There is here, in our view, an error of law. The Industrial Tribunal gave itself a misdirection which it cannot be said that it then did not apply. Mr Choudhury, who with equal brevity and force, acted here for Coral, has drawn attention very properly to the fact that it seems that the Industrial Tribunal had, indeed, had in mind considerations other than merely looking at whether Mrs Kavanagh was wholly or very substantially assigned to the part transferred. Nonetheless, for the reasons we have given, one cannot be sure that the misdirection was not in their minds when they concluded, as they did. We do not say that the Industrial Tribunal's conclusion was necessarily wrong. It may be that even if they had properly directed themselves in law they could have come to the same conclusion, but it is not for us to speculate what the result would have been had they given themselves the correct direction on the law. The error of law renders the Industrial Tribunal's conclusion unsafe.
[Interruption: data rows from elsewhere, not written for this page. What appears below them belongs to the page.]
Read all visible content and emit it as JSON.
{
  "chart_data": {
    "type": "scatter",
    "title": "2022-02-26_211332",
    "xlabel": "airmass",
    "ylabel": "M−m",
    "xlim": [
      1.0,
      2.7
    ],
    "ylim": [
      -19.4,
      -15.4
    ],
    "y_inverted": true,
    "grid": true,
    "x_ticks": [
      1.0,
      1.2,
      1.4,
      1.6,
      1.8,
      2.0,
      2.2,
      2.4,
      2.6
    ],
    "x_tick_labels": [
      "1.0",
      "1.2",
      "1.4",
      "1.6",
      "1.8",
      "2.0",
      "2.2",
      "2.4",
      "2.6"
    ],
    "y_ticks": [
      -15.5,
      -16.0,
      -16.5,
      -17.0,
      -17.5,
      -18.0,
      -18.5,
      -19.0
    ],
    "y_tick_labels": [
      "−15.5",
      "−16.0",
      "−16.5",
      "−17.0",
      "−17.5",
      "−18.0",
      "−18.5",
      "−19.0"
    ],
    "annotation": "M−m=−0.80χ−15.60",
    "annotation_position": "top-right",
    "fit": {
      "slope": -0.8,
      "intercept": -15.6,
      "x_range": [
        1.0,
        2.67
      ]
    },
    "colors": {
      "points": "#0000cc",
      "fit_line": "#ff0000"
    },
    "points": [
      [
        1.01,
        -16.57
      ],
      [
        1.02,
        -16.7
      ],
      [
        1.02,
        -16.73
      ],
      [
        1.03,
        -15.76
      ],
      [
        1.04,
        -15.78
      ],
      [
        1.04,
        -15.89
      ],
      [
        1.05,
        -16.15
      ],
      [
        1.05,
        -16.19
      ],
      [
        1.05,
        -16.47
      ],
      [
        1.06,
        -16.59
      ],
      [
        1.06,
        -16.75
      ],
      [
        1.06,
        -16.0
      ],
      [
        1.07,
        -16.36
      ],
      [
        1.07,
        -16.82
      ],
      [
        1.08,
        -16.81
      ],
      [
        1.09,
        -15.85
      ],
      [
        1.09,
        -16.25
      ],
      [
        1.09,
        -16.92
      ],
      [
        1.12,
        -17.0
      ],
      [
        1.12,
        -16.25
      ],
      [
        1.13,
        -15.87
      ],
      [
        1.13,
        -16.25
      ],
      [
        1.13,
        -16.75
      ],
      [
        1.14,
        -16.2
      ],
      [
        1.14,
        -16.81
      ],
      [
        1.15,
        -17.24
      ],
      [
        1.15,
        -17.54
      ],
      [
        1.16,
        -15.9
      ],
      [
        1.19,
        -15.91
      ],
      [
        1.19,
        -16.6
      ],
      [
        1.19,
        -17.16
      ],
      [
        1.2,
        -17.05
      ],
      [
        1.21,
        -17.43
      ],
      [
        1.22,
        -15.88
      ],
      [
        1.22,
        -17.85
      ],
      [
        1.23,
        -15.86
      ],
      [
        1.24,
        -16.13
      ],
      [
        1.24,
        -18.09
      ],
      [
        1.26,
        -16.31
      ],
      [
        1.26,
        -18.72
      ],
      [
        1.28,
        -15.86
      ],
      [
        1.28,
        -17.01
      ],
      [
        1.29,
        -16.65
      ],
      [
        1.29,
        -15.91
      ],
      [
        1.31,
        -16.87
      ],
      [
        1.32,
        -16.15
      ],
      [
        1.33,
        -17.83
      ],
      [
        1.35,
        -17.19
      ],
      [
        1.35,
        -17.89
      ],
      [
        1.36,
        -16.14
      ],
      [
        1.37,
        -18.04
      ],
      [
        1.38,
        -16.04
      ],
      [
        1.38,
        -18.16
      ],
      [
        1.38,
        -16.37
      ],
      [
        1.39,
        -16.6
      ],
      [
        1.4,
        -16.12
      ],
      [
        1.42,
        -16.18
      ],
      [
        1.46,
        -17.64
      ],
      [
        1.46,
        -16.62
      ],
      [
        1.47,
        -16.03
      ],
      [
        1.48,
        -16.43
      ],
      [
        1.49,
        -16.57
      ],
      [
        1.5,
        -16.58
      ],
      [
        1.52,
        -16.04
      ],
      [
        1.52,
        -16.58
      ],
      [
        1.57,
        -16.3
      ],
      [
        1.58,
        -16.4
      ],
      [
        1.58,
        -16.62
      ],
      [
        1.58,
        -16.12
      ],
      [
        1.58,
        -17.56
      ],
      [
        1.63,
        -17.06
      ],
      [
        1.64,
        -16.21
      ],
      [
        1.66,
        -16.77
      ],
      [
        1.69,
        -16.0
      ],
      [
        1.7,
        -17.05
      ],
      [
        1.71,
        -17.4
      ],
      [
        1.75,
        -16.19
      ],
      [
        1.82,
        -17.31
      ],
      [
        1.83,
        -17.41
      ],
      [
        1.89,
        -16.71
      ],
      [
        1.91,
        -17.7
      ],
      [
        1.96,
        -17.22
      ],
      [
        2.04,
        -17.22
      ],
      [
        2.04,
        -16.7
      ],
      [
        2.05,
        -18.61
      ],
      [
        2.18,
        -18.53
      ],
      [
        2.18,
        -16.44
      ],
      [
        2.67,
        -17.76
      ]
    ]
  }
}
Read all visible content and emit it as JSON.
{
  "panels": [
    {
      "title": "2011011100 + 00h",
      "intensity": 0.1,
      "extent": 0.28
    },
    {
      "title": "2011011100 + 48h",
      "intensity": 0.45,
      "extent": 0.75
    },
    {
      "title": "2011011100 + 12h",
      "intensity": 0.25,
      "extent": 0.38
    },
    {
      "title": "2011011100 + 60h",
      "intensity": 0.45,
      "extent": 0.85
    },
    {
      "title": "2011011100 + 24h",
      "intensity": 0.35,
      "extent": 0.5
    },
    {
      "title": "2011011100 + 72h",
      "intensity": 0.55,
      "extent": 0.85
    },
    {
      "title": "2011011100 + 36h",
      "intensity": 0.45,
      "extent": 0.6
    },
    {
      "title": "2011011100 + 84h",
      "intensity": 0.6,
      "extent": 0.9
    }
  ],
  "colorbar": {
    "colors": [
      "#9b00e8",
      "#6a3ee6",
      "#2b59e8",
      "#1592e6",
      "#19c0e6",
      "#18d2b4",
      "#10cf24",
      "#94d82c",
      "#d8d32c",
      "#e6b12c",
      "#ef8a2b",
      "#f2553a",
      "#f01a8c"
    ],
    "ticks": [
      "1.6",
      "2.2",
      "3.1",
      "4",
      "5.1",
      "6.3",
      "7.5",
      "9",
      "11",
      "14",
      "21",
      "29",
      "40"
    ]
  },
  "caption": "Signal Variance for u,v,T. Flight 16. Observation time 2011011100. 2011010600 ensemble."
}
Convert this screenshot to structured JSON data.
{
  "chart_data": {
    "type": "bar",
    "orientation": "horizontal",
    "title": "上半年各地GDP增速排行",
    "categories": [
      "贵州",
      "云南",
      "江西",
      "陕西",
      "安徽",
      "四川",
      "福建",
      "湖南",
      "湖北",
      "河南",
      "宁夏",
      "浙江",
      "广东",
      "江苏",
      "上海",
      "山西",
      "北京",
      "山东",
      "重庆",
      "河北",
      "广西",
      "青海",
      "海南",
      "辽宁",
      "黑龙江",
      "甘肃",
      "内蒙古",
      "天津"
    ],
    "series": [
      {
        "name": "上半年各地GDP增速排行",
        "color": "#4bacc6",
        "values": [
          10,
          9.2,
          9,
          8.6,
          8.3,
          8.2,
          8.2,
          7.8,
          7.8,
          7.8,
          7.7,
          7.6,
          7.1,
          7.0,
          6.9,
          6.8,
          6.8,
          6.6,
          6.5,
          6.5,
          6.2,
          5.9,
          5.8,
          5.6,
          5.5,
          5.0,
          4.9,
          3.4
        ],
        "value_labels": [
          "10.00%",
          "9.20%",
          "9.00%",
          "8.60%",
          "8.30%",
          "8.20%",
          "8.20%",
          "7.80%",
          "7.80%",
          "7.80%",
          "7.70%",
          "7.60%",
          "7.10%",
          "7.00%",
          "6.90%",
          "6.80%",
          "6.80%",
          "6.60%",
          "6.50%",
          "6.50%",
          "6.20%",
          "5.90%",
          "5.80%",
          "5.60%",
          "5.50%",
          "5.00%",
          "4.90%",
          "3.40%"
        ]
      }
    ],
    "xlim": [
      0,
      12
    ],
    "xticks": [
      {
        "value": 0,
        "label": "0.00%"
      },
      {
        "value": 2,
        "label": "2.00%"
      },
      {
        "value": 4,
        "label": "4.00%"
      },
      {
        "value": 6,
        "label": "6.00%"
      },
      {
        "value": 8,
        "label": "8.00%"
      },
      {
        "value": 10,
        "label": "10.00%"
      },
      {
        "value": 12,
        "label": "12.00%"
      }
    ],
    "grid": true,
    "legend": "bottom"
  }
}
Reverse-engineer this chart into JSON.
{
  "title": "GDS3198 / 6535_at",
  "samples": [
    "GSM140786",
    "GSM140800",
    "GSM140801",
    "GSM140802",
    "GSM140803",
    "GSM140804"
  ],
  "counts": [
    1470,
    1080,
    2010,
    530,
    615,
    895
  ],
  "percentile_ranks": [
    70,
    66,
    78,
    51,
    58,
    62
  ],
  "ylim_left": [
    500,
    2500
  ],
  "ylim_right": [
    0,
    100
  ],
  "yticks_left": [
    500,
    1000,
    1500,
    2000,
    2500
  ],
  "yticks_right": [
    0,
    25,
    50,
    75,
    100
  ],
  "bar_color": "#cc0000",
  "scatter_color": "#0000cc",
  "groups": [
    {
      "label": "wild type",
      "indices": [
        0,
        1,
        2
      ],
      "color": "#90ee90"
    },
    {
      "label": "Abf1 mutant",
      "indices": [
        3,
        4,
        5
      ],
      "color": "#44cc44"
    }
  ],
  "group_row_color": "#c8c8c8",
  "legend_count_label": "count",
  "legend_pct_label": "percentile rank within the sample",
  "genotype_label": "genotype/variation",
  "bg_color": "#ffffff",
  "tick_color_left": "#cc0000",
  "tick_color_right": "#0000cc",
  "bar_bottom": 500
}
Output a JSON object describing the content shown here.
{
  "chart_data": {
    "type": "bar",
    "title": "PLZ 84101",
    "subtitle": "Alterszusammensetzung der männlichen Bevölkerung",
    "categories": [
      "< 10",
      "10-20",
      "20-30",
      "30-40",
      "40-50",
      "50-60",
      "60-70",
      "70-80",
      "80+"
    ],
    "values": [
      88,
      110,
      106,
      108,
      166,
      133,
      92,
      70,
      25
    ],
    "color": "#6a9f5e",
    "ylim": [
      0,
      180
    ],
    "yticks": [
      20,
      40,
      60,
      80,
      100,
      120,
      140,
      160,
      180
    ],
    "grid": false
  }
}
Accordingly, we set aside the decision of the Industrial Tribunal.
The formulation of a preliminary point has, unfortunately, and it is not unusual in that respect, proved not to be the short cut which, no doubt, it was intended that it might be. It has proved to be a long and, no doubt, expensive detour. Rather than remitting the matter for a fresh hearing only on the preliminary point, we see the better course as remitting the matter to a full hearing, not merely on the preliminary point, but for the judgment to proceed on the whole case and with the second Respondent remaining party as a Respondent to the case.